I voted for mainstream, simple/tasteful fashion...


----------



## Apocalypse kid (Mar 20, 2011)

i wear plain clothing,its hard to like me for what i have if what i have id neutral. that way you like me for me


----------



## emii2014 (Dec 22, 2009)

Im like in love with fashion!


----------



## Mei (Feb 5, 2011)

I prefer minimalism, and maybe couple with mimic of a bit edgier fashionable pieces. "Smart casual" is the look I normally go for. 
I buy shoes more.


----------



## snail (Oct 13, 2008)

I would prefer to be naked, but I settle for avant garde. I wear very strange homemade things.


----------



## pretty.Odd (Oct 7, 2010)

I would love to be naked. I find clothes too restrictive and limiting. But I definitely would rather dress in quirky, nonconventional fashions than boring, mainstream ones.


----------



## BlissfulDreams (Dec 25, 2009)

I voted for "I like mainstream, simple/tasteful fashion" and "I dislike any kind of fashion; clothes are purely functional for me." I think I fit somewhere in the middle. I don't particularly care for fashion, as I see it as unnecessary and a pain. I am very shy and I don't like drawing attention to myself, so I would rather wear plain things. However, if I do splurge, I'll spend money on simple, tasteful things that will last me a while (rather than the newest thing this season.) I couldn't care less about being up to date with trends.


----------



## SingingBird (May 2, 2011)

I don't much care for fashion. Give me jeans and a tee-shirt and I'm good!


----------



## Nomenclature (Aug 9, 2009)

I sew some of my clothes just for the hell of it-- too often, I know EXACTLY what I want and can't find it in my size, can't find it for a decent price, or can't find it at all. Why spend $60 on something I could easily make myself for $15 with so much more customization involved?

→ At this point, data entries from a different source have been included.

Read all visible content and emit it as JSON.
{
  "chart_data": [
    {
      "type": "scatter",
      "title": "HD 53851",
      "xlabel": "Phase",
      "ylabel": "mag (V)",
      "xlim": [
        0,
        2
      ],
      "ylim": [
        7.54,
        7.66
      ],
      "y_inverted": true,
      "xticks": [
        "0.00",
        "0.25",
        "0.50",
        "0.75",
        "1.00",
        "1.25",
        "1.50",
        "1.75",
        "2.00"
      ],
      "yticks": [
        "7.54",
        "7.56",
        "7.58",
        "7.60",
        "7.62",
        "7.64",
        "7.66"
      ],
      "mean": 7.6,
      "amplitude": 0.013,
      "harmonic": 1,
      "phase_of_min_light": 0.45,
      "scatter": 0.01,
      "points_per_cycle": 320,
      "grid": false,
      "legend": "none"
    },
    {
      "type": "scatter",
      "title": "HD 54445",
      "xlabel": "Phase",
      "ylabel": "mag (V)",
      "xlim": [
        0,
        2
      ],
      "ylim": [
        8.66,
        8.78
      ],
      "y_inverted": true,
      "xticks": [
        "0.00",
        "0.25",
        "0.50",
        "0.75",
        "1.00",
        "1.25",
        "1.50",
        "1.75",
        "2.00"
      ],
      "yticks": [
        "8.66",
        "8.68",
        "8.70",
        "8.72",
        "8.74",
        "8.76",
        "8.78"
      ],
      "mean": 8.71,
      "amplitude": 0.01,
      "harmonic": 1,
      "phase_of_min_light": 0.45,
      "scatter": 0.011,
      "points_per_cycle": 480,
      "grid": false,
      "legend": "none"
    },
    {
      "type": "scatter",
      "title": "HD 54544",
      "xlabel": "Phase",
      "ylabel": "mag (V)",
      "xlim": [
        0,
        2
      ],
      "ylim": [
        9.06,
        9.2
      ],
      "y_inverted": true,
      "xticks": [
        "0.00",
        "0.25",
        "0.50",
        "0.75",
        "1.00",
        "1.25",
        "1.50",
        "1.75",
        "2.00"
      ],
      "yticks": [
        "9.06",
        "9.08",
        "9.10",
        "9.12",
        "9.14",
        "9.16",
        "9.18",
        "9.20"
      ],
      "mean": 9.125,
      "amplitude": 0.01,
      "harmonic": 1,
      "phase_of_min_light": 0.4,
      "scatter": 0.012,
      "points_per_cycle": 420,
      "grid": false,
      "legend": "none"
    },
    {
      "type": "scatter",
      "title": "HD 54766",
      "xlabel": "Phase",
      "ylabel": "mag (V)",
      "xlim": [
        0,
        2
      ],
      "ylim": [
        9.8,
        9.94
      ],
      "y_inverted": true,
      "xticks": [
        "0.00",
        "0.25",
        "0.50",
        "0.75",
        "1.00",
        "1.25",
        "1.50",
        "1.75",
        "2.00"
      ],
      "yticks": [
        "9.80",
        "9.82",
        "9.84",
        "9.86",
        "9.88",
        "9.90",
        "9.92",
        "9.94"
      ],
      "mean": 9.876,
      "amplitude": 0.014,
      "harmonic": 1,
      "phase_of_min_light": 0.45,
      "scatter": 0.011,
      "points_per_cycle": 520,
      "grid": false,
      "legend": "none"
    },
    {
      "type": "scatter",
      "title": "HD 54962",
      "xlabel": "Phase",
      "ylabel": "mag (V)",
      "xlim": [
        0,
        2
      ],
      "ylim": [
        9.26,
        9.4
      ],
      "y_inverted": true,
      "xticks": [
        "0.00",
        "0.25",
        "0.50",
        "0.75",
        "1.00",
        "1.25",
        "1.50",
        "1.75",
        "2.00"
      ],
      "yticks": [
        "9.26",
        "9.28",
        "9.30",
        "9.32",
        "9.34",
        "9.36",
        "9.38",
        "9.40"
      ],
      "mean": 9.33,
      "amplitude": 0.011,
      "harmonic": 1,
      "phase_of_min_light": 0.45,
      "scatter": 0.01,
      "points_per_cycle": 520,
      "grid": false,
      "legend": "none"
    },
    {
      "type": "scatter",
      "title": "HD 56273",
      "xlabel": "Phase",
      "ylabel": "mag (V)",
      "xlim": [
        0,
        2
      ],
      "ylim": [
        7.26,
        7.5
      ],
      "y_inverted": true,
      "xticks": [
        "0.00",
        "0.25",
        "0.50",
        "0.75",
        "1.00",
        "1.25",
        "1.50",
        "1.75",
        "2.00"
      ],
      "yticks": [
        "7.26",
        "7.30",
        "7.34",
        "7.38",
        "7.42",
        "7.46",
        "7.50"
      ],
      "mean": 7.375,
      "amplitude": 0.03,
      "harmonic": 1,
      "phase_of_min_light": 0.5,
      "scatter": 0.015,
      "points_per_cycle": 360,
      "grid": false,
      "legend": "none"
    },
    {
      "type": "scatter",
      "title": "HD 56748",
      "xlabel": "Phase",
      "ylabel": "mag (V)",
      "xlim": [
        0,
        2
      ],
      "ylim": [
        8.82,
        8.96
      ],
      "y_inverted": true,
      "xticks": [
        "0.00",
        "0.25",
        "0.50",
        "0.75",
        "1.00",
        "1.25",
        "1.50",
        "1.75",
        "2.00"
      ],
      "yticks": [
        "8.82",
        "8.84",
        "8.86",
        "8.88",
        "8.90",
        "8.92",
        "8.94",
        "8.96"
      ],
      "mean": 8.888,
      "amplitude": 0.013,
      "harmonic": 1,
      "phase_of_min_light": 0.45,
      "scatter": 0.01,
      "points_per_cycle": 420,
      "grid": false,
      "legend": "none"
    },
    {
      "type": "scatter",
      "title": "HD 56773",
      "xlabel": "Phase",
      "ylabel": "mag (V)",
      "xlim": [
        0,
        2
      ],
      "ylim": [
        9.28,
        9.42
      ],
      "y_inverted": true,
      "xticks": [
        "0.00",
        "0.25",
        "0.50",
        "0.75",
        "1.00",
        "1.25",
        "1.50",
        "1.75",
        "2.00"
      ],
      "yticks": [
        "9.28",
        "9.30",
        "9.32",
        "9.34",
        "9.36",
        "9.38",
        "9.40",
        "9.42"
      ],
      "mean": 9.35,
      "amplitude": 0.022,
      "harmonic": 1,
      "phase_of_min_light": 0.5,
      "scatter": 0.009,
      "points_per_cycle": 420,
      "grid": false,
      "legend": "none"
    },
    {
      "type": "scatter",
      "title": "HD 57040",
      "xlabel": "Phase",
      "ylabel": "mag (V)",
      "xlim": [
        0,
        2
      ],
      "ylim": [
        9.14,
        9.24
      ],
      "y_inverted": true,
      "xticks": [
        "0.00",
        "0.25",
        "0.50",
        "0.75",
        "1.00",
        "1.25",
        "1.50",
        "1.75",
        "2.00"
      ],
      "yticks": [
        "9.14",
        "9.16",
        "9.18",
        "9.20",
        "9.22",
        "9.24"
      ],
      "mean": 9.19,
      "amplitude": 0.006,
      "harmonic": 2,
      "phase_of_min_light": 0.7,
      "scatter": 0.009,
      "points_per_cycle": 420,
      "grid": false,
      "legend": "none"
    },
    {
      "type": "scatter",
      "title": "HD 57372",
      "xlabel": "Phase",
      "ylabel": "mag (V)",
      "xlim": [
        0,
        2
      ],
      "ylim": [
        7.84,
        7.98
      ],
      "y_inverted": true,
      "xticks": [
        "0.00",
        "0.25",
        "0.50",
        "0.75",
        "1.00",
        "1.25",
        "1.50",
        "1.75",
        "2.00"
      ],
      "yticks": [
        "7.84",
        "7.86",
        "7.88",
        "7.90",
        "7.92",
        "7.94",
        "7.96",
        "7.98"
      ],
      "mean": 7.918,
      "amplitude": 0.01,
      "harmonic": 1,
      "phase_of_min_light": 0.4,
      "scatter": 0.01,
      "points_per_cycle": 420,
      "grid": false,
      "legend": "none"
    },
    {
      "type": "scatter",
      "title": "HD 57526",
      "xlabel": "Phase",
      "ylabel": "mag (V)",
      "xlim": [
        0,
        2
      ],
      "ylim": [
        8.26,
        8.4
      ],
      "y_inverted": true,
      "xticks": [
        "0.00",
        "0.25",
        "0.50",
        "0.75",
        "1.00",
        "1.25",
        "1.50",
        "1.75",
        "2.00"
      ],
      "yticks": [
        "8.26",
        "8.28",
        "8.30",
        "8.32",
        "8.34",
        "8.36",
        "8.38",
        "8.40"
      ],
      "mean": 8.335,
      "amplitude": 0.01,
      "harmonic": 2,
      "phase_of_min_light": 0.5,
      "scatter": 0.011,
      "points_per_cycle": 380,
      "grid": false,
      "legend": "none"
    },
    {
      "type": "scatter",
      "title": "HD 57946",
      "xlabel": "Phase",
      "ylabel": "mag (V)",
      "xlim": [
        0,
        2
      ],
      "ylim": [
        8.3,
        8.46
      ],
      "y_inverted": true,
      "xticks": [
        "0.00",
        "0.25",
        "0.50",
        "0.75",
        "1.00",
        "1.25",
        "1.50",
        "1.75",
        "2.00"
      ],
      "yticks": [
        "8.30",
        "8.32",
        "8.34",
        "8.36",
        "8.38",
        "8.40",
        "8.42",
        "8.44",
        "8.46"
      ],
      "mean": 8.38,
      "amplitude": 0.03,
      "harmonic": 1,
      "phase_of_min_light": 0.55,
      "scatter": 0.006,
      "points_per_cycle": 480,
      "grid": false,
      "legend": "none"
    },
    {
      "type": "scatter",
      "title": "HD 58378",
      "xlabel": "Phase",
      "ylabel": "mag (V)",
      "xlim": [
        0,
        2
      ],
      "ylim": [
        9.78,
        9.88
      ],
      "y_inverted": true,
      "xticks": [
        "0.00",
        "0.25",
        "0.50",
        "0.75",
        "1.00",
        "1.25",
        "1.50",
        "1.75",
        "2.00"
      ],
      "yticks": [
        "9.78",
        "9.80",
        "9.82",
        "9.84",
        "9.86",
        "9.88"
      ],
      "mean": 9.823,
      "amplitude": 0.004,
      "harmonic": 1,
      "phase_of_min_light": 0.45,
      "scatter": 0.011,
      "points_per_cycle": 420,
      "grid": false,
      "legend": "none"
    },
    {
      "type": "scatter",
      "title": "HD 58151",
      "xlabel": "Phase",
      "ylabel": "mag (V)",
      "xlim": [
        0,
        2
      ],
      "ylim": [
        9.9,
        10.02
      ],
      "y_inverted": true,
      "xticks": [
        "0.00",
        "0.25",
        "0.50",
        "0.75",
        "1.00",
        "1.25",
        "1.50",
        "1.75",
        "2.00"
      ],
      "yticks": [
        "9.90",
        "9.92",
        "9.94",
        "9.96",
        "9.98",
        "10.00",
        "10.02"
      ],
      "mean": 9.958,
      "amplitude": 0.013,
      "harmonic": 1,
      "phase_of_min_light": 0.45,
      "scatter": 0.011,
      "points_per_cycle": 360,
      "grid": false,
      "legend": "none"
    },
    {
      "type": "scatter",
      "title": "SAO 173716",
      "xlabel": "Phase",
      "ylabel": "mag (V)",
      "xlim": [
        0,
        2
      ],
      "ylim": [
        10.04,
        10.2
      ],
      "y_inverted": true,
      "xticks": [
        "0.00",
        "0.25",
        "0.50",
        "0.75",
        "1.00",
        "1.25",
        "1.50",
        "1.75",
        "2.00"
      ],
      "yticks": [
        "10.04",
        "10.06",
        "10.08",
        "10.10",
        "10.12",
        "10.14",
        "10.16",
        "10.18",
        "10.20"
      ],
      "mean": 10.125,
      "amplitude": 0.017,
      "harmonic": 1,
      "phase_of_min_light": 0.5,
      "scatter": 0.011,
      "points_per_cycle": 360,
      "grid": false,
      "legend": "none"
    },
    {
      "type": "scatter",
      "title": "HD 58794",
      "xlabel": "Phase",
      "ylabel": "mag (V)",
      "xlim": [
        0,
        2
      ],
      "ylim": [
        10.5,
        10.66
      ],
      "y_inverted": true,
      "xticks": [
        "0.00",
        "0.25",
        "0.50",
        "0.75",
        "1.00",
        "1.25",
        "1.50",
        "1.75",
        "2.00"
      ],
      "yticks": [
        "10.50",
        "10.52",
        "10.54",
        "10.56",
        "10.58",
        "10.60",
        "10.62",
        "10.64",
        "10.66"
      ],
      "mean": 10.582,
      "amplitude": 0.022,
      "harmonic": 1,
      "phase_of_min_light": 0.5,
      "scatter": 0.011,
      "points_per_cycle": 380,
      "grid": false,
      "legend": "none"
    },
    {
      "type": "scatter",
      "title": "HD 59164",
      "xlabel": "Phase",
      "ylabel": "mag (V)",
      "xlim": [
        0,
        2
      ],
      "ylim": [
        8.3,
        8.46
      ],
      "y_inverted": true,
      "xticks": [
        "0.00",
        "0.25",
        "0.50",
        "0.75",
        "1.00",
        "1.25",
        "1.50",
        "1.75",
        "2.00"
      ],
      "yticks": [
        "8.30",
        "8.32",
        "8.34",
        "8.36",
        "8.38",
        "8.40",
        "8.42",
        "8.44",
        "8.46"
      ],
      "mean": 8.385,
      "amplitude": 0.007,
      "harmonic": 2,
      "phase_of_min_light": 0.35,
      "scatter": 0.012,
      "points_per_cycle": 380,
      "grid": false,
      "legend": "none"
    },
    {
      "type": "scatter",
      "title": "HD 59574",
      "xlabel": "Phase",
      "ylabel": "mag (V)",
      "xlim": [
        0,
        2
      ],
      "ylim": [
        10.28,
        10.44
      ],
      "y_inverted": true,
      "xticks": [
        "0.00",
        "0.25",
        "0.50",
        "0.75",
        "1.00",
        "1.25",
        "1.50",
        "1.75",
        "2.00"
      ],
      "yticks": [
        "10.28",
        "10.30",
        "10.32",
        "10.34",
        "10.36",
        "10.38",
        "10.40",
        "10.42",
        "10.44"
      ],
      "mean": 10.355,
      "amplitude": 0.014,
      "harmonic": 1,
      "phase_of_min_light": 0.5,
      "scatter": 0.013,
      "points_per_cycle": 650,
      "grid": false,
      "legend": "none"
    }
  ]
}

It's art that everyone around me can and will see on a daily basis... an exhibition of a piece of myself every day, and hell, I really don't mind the stares.


----------



## quietfever (Aug 6, 2011)

I LOVE fashion. But I'm into my *own* fashion, not into the current styles.


----------



## ayu (May 20, 2010)

For me, fashions are simple and comfortable clothes.


----------



## kittychris07 (Jun 15, 2010)

I'm an ISFJ, and I like mainstream fashion. Though sometimes I don't care and view clothes as fully functional, so both apply.


----------



## LQ9 (Jul 24, 2010)

I have a love-hate relationship with fashion.
I do not like the "fashion world." I think it's shallow and pointless. I do not like trends.
And yet... I can't help it. I really like clothes. I put a lot of care into choosing what I wear. I want my clothes to reflect the way I want to be seen.

Bah, I'll just go naked.


----------



## mushr00m (May 23, 2011)

I so wish I knew how to make clothes.


----------